衛兵も夜勤の方が多い。それもアイラとの時間を長く取りたかったからで、朝と夜はアイラにご飯を作ってもらって、昼はデートだ。
朝から仕事の時に、夜は水仙魔法のレベルアップを主に行っている。纏うだけでもレベルアップするんだけど、やっぱり多く使えば使うほどレベルアップする。
朝ごはんを食べながら、デートで行くところを決める。だいたいがアイラの行きたい所だ。父親なら娘とのデートはお約束だろ。俺もそんな親バカになるとは思わなかった。
「今日は外に一度は出てみたい!」
「そとか」
女神の監視している門には行きたくない。せっかくロウ爺が門に入らずに転移で俺をデテールの街に送ったのに。でも俺は何も悪いことはしてない。約束は破っていない。
「いいよ。
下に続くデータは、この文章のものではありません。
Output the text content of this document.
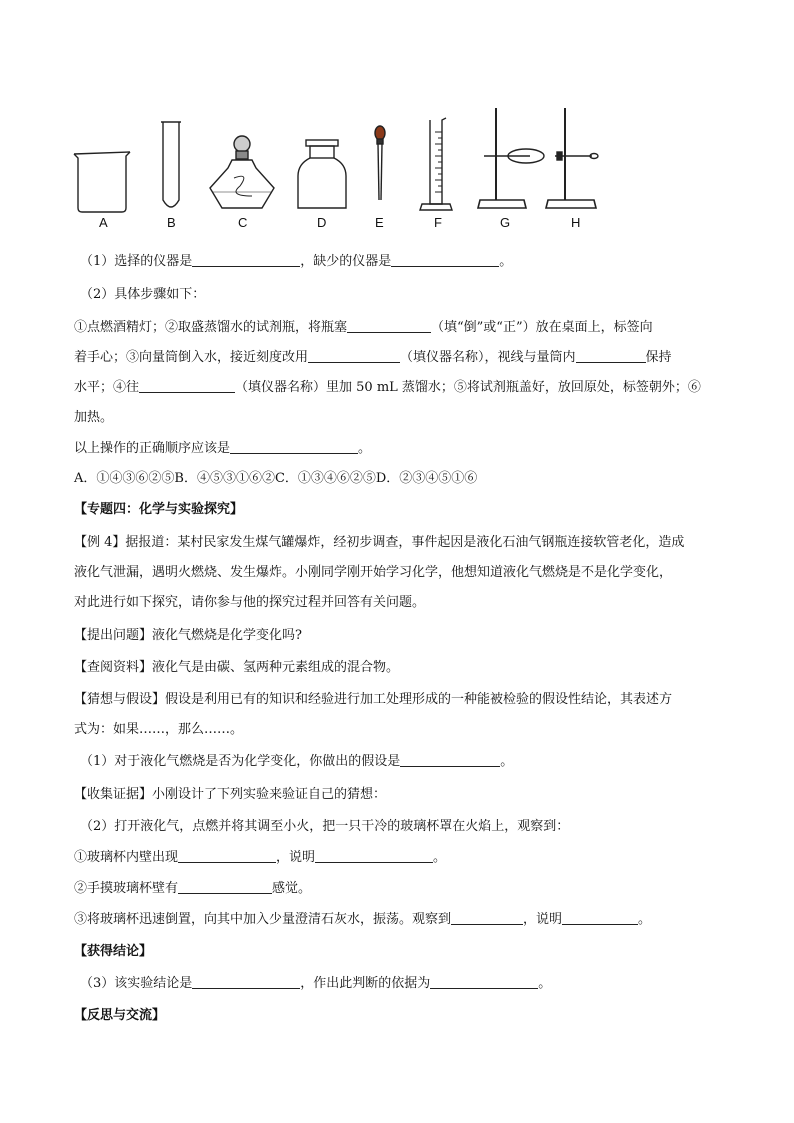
A	B	C	D	E	F	G	H
（1）选择的仪器是	，缺少的仪器是	。
（2）具体步骤如下：
①点燃酒精灯；②取盛蒸馏水的试剂瓶，将瓶塞	（填“倒”或“正”）放在桌面上，标签向
着手心；③向量筒倒入水，接近刻度改用	（填仪器名称），视线与量筒内	保持
水平；④往	（填仪器名称）里加 50 mL 蒸馏水；⑤将试剂瓶盖好，放回原处，标签朝外；⑥
加热。
以上操作的正确顺序应该是	。
A．①④③⑥②⑤B．④⑤③①⑥②C．①③④⑥②⑤D．②③④⑤①⑥
【专题四：化学与实验探究】
【例 4】据报道：某村民家发生煤气罐爆炸，经初步调查，事件起因是液化石油气钢瓶连接软管老化，造成
液化气泄漏，遇明火燃烧、发生爆炸。小刚同学刚开始学习化学，他想知道液化气燃烧是不是化学变化，
对此进行如下探究，请你参与他的探究过程并回答有关问题。
【提出问题】液化气燃烧是化学变化吗?
【查阅资料】液化气是由碳、氢两种元素组成的混合物。
【猜想与假设】假设是利用已有的知识和经验进行加工处理形成的一种能被检验的假设性结论，其表述方
式为：如果……，那么……。
（1）对于液化气燃烧是否为化学变化，你做出的假设是	。
【收集证据】小刚设计了下列实验来验证自己的猜想：
（2）打开液化气，点燃并将其调至小火，把一只干冷的玻璃杯罩在火焰上，观察到：
①玻璃杯内壁出现	，说明	。
②手摸玻璃杯壁有	感觉。
③将玻璃杯迅速倒置，向其中加入少量澄清石灰水，振荡。观察到	，说明	。
【获得结论】
（3）该实验结论是	，作出此判断的依据为	。
【反思与交流】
サーザルの街でも行ってみようか、少し遠いけど海鮮が有名なところなんだ」
「へぇー、かいせん」
じゅるりとヨダレを垂らすアイラ。ヨダレをハンカチで拭き取る俺は完璧に親子だろ。
衛兵も休め休めと言われているから、しばらく帰ってこなくても良いだろう。アイラが昼ごはんの弁当を作り終えて、出発する。
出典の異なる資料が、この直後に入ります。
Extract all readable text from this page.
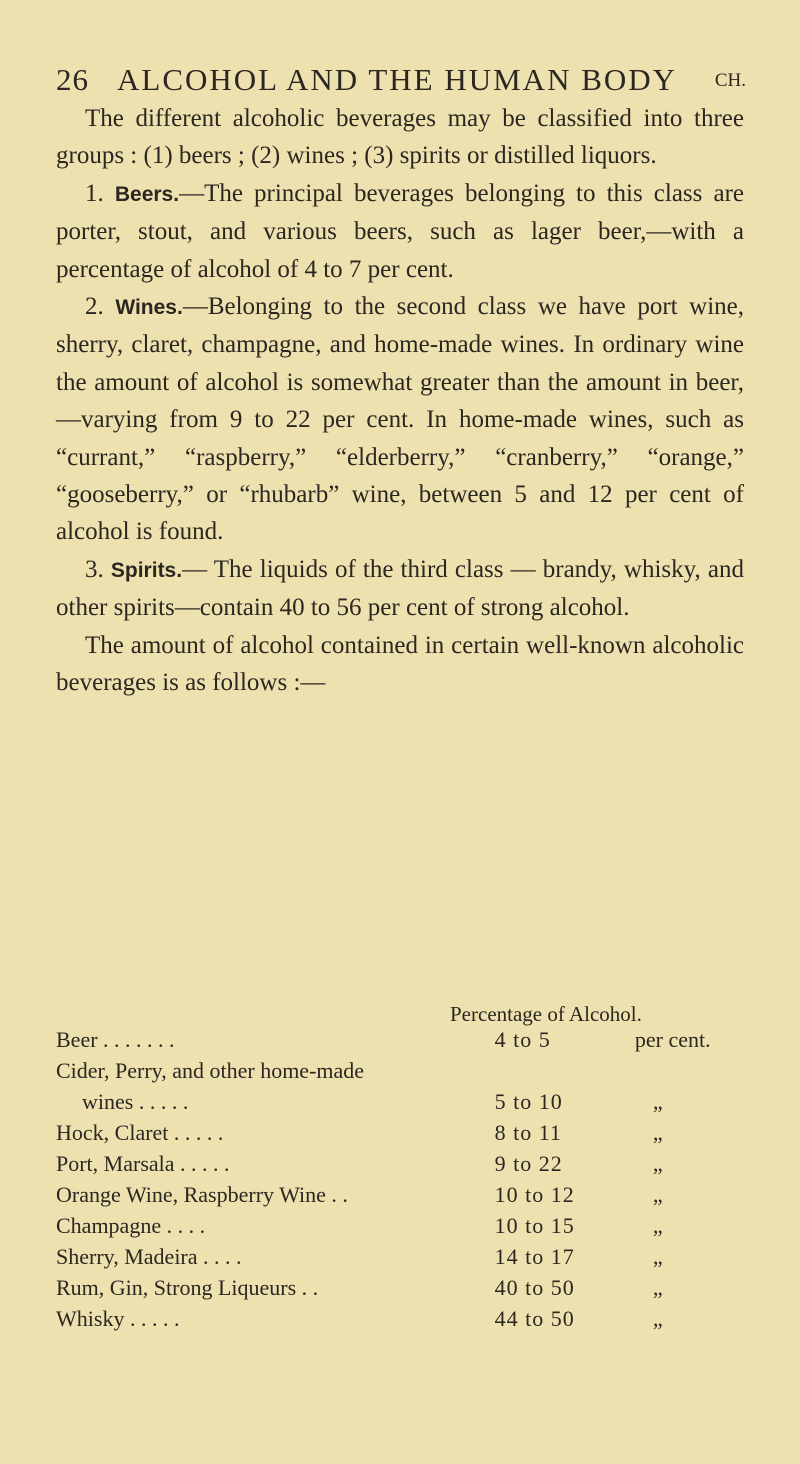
26 ALCOHOL AND THE HUMAN BODY CH.

The different alcoholic beverages may be classified into three groups : (1) beers ; (2) wines ; (3) spirits or distilled liquors.

1. Beers.—The principal beverages belonging to this class are porter, stout, and various beers, such as lager beer,—with a percentage of alcohol of 4 to 7 per cent.

2. Wines.—Belonging to the second class we have port wine, sherry, claret, champagne, and home-made wines. In ordinary wine the amount of alcohol is somewhat greater than the amount in beer,—varying from 9 to 22 per cent. In home-made wines, such as “currant,” “raspberry,” “elderberry,” “cranberry,” “orange,” “gooseberry,” or “rhubarb” wine, between 5 and 12 per cent of alcohol is found.

3. Spirits.— The liquids of the third class — brandy, whisky, and other spirits—contain 40 to 56 per cent of strong alcohol.

The amount of alcohol contained in certain well-known alcoholic beverages is as follows :—

Percentage of Alcohol.
Beer . . . . . . .	4 to 5	per cent.
Cider, Perry, and other home-made		
wines . . . . .	5 to 10	„
Hock, Claret . . . . .	8 to 11	„
Port, Marsala . . . . .	9 to 22	„
Orange Wine, Raspberry Wine . .	10 to 12	„
Champagne . . . .	10 to 15	„
Sherry, Madeira . . . .	14 to 17	„
Rum, Gin, Strong Liqueurs . .	40 to 50	„
Whisky . . . . .	44 to 50	„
門で衛兵の人に最長でも一週間休みが欲しいと話すと、一ヶ月ぐらいは任せろと言われてしまった。ぺこりとアイラがお辞儀すると、衛兵の皆んながメロメロになる。最後には一年は任せろ! と言っていた。
門を通って、サーザルの街へ。
だいぶ街から遠ざかって、街が見えなくなった。
「ふふ、一年だって。おじさんたち面白い」
「良いヤツらだよ」
「ライ……!」
アイラの手を引き、俺のそばへ。
「あれ、前は反応すら出来なかったのに」
忘れもしない赤ジャージ。
「めんどくさいな」
俺から幼なじみを奪ったあの女神が目の前にいた。